Now that Gov. Gavin Newsom has killed off plans for a high-speed train line between Los Angeles and San Francisco, one California legislator has a new idea for making the state's transportation system greener: expand the highways.
Last week, state Sen. John Moorlach (R–Costa Mesa) introduced a bill that would add two speed-limit-free lanes to Interstate 5 and Route 99, which both run north-south through much of the state.
To fund the construction, Moorlach's bill would draw on money generated by the sale of carbon emission credits from the state's cap-and-trade system. Some $1.6 billion of that money has been spent to date on the state's high-speed rail line, which under Newsom's scaled-back version will run from Merced to Bakersfield. Current law mandates that 25 percent of this cap-and-trade revenue be spent on high-speed rail.
Moorlach's bill wants to lay into the cut for his new highway lanes, arguing that new, non-speed-controlled lanes would accomplish what boosters of highspeed rail promised but failed to deliver: rapid transportation within the state and a reduction in greenhouse gas emissions.
The rapid transportation part is pretty straightforward. The greenhouse gas reduction, not so much. The text of Moorlach's bill argues that building out existing highways will reduce congestion, and with it all the unnecessary emissions that come from vehicles idling on the interstate. "Traffic congestion increases the emissions of greenhouse gases as it causes automobiles to idle longer while on roadways," says the bill.
It's an interesting idea, but it stops making much sense once you drill down into the specifics.
It is certainly true that congestion is bad for emissions. A 2009 study from the University of California Transportation Center found that congestion that brings speeds down below 45 miles per hour on a freeway increases carbon emissions, by keeping cars on the road longer. Carbon emissions get even worse in severe stop-and-go congestion, where cars burn through more fuel by constantly having to accelerate from full stops.
The same study found that imposing congestion mitigation policies, such as ramp metering and congestion pricing (whereby drivers pay variable tolls that rise with the number of cars on the road), could reduce the emissions by as much as 12 percent.
But the same study found that carbon emissions start to increase once a driver starts hitting 60 to 65 miles per hour, since engines need to burn more fuel to maintain those high speeds. Allowing cars to travel at 100 miles an hour might be good for travel times, but it would make emissions worse, not better.

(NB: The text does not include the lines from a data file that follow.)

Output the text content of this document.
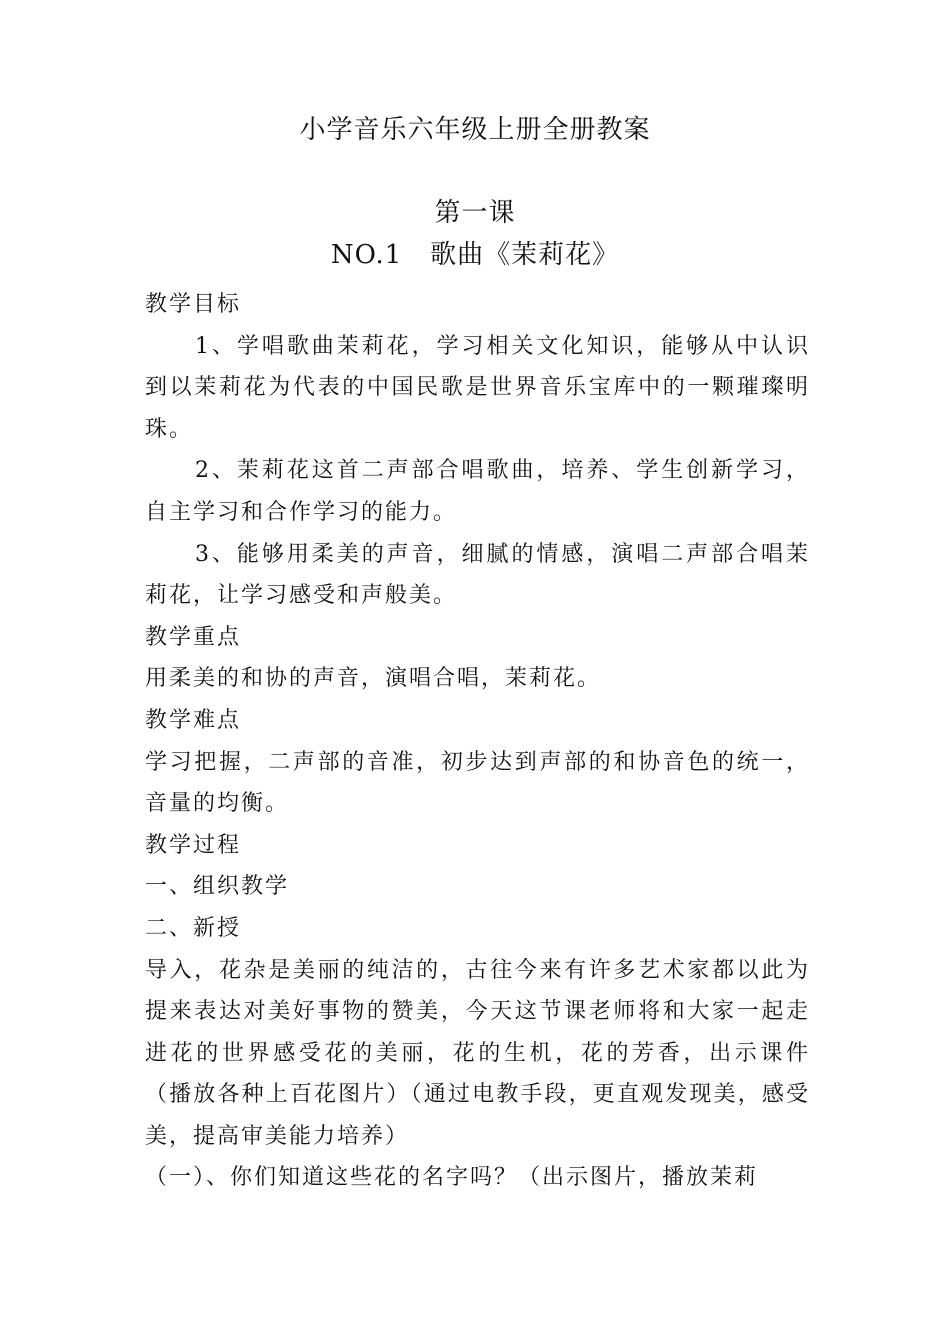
小学音乐六年级上册全册教案
第一课
NO.1   歌曲《茉莉花》

教学目标

1、学唱歌曲茉莉花，学习相关文化知识，能够从中认识到以茉莉花为代表的中国民歌是世界音乐宝库中的一颗璀璨明珠。

2、茉莉花这首二声部合唱歌曲，培养、学生创新学习，自主学习和合作学习的能力。

3、能够用柔美的声音，细腻的情感，演唱二声部合唱茉莉花，让学习感受和声般美。

教学重点

用柔美的和协的声音，演唱合唱，茉莉花。

教学难点

学习把握，二声部的音准，初步达到声部的和协音色的统一，音量的均衡。

教学过程

一、组织教学

二、新授

导入，花杂是美丽的纯洁的，古往今来有许多艺术家都以此为提来表达对美好事物的赞美，今天这节课老师将和大家一起走进花的世界感受花的美丽，花的生机，花的芳香，出示课件（播放各种上百花图片）（通过电教手段，更直观发现美，感受美，提高审美能力培养）

（一）、你们知道这些花的名字吗？（出示图片，播放茉莉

There is also the problem of paying for the new lane capacity. Moorlach's plan to use cap-and-trade funds for new roads has the same flaw as using those funds to build high-speed rail or public transit: It's ultimately being subsidized by taxpayers, not by the new infrastructure's users.
New lanes aren't necessarily a bad idea, says Baruch Feigenbaum, a transportation expert at the Reason Foundation (the nonprofit that publishes this website). After all, I-5 is an old road that will have to be rebuilt soon enough. But he thinks any new capacity should be funded by tolls—particularly if they're going to let commuters travel at faster speeds. "I think if you are offering people a higher service than they can get right now, they should pay for it, and it should be tolled," he says.